Borrowing limits for the Hustler Fund, the government's initiative to promote financial inclusion, have been doubled for existing borrowers.
This is according to the Cabinet Secretary for Cooperatives and MSME Development Simon Chelugui, who stated that the increase is due to the Fund's rapid growth in the few months since its inception in November 2022.
“With 18.8 million Kenyans having subscribed to the Financial Inclusion Fund since it was launched, the 100% increment is also in line with the pronouncement by His Excellency President William Ruto last week.
“As we speak, many Kenyans have already seen their limits double up because we effected the changes in the last couple of hours; for instance, those who were getting, let’s say, Sh3,000 are now getting Sh6,000. And those who were getting Sh5,000 are now getting Sh10,000 which means by the middle of the year the ones with the highest limits will be inching towards Sh50,000 which is the maximum for this product,” CS Chelugui said in a statement
The CS added that the increment would only be applicable to borrowers who had borrowed regularly and faithfully repaid their loans.

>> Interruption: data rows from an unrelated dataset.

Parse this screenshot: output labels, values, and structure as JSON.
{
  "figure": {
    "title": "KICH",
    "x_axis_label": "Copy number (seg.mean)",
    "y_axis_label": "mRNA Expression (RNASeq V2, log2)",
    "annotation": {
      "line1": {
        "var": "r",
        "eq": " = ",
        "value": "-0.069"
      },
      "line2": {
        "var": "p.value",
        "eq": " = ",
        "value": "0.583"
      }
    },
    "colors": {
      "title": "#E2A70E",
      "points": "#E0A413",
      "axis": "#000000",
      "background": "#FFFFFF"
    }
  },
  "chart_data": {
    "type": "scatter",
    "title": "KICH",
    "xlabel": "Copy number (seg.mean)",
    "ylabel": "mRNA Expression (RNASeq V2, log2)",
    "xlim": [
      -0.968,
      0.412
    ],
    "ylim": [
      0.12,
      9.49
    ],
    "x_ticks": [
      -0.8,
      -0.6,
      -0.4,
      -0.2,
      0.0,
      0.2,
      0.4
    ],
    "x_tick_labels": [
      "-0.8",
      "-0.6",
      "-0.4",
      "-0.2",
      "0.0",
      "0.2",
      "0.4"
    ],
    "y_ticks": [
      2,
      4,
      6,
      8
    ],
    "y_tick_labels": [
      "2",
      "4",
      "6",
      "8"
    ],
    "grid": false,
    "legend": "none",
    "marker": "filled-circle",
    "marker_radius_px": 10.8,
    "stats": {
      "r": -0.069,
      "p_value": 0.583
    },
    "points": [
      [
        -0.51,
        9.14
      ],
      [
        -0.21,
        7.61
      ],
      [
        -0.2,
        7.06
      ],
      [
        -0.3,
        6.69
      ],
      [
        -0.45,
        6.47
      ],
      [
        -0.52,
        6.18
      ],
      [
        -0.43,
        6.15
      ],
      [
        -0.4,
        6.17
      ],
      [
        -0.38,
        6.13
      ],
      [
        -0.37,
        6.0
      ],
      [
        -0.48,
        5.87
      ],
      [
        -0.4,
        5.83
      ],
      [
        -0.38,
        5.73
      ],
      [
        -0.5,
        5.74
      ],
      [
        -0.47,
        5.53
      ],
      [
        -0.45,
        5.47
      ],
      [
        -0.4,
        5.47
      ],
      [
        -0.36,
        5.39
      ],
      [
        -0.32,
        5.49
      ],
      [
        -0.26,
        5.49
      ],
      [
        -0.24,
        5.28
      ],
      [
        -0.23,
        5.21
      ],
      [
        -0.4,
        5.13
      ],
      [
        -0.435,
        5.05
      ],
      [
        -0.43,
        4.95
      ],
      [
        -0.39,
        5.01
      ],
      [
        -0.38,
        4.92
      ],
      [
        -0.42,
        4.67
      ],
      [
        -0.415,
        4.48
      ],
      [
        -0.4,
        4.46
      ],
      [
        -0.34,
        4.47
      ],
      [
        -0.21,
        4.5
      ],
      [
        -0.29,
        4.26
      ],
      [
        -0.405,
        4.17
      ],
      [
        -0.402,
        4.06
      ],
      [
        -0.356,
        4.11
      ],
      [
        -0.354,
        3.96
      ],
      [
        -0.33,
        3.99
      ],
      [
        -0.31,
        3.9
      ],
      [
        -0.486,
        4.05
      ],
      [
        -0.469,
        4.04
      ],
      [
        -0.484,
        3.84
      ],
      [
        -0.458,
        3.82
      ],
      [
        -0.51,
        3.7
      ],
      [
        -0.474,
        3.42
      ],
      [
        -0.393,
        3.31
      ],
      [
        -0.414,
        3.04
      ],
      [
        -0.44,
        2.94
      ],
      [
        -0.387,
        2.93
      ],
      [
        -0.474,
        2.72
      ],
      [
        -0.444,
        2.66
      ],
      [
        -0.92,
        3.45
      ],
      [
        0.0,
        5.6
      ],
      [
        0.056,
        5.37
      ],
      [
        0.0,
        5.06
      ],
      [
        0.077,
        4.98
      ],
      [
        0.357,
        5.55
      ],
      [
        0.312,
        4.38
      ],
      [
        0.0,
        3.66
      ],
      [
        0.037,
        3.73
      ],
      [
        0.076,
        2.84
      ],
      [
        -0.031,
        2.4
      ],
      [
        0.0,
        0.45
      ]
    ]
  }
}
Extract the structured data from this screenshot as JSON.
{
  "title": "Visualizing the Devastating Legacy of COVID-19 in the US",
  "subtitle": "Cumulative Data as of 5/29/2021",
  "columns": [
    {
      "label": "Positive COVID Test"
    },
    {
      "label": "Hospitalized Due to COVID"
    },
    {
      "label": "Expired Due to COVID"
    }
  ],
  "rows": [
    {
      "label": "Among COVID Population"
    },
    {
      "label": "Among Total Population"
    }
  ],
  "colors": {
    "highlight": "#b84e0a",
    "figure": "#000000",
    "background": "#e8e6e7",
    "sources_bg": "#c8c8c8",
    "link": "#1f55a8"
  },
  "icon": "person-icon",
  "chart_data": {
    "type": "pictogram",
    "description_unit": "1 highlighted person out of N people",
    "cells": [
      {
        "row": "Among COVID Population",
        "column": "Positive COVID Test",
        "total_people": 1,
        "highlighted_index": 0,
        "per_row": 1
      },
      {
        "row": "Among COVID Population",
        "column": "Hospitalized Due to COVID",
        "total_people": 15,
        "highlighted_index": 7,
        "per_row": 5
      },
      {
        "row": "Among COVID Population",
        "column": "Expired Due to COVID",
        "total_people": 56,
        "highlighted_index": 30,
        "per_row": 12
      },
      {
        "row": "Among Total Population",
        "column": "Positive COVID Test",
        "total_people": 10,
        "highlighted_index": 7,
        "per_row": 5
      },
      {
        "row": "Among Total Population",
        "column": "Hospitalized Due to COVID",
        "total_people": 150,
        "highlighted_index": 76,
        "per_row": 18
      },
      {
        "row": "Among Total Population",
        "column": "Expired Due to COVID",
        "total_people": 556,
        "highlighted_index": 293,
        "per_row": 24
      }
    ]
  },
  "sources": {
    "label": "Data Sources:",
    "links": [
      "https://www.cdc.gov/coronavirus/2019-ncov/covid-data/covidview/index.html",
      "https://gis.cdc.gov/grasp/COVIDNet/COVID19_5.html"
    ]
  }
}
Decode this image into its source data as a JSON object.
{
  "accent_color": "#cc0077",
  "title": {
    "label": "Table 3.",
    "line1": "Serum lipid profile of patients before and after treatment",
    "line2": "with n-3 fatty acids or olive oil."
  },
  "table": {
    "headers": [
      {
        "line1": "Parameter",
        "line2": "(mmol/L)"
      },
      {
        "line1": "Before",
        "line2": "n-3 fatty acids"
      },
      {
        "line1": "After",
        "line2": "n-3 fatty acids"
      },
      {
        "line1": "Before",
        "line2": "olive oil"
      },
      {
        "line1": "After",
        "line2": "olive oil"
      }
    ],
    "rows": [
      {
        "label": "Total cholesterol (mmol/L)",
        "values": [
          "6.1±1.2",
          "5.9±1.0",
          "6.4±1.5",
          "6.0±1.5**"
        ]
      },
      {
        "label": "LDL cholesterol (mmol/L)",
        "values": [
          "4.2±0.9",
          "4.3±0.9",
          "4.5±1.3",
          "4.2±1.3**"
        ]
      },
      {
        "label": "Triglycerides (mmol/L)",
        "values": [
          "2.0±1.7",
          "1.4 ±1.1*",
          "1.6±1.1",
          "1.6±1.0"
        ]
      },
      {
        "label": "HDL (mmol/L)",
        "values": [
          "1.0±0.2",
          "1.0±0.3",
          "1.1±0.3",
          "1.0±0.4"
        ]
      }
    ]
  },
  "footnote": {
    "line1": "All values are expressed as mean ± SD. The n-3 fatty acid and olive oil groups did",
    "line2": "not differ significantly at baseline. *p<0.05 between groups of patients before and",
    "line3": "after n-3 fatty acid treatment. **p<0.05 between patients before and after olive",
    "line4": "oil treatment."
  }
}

When granting extensions to lending restrictions, the frequency of borrowing and repayment will also be considered.
“The increment is based on individual’s record will Hustler Fund; one’s loan limit will be based on how regularly one borrows and repays their loan facility,” he said while adding that limits will be reviewed after every four months to reflect the an individual's borrowing and repayment history.
This is while revealing that the second phase of the Hustler Fund would be launched soon by the head of state. Dubbed "Micro Credit", this bigger credit facility is aimed at startups, groups and Saccos which will be allowed to borrow on behalf of their members. It will have a minimum loan amount of Ksh250,000 and a maximum of Ksh2.5 million, the CS stated.
The fund has no processing fees and is accessible via the USSD number *254#.
The average fixed deposit rate for banks has risen to a three-and-a-half-year high of 7.16% in response to the Central Bank of Kenya's (CBK) increase in the base lending rate and depositors' growing interest in purchasing government securities.
To combat excessive inflation, the CBK raised the base lending rate by 1.75 percentage points last year to 8.75%, signaling a higher cost of borrowing in the economy for both banks and borrowers.
As a result of the subsequent rise in short-term government securities rates to highs of between 4% and 5%, banks were forced to adjust the interest rate on non-current deposits in order to encourage larger depositors to keep their money with them rather than lend it out to the State.
According to CBK statistics, lenders raised the average lending rate from 12.16% to 12.7% in December 2021 in order to maintain their margins. Nonetheless, once processing costs are factored in, the actual cost of a loan paid for by consumers is significantly higher.
Deposits held for more than three months earned 7.93% interest in December, while deposits held for less than three months earned 7.38%
Demand deposit rates were 1.93%, up from 1.16% the previous year, while savings rates were 3.55%, up from 2.55% the previous year.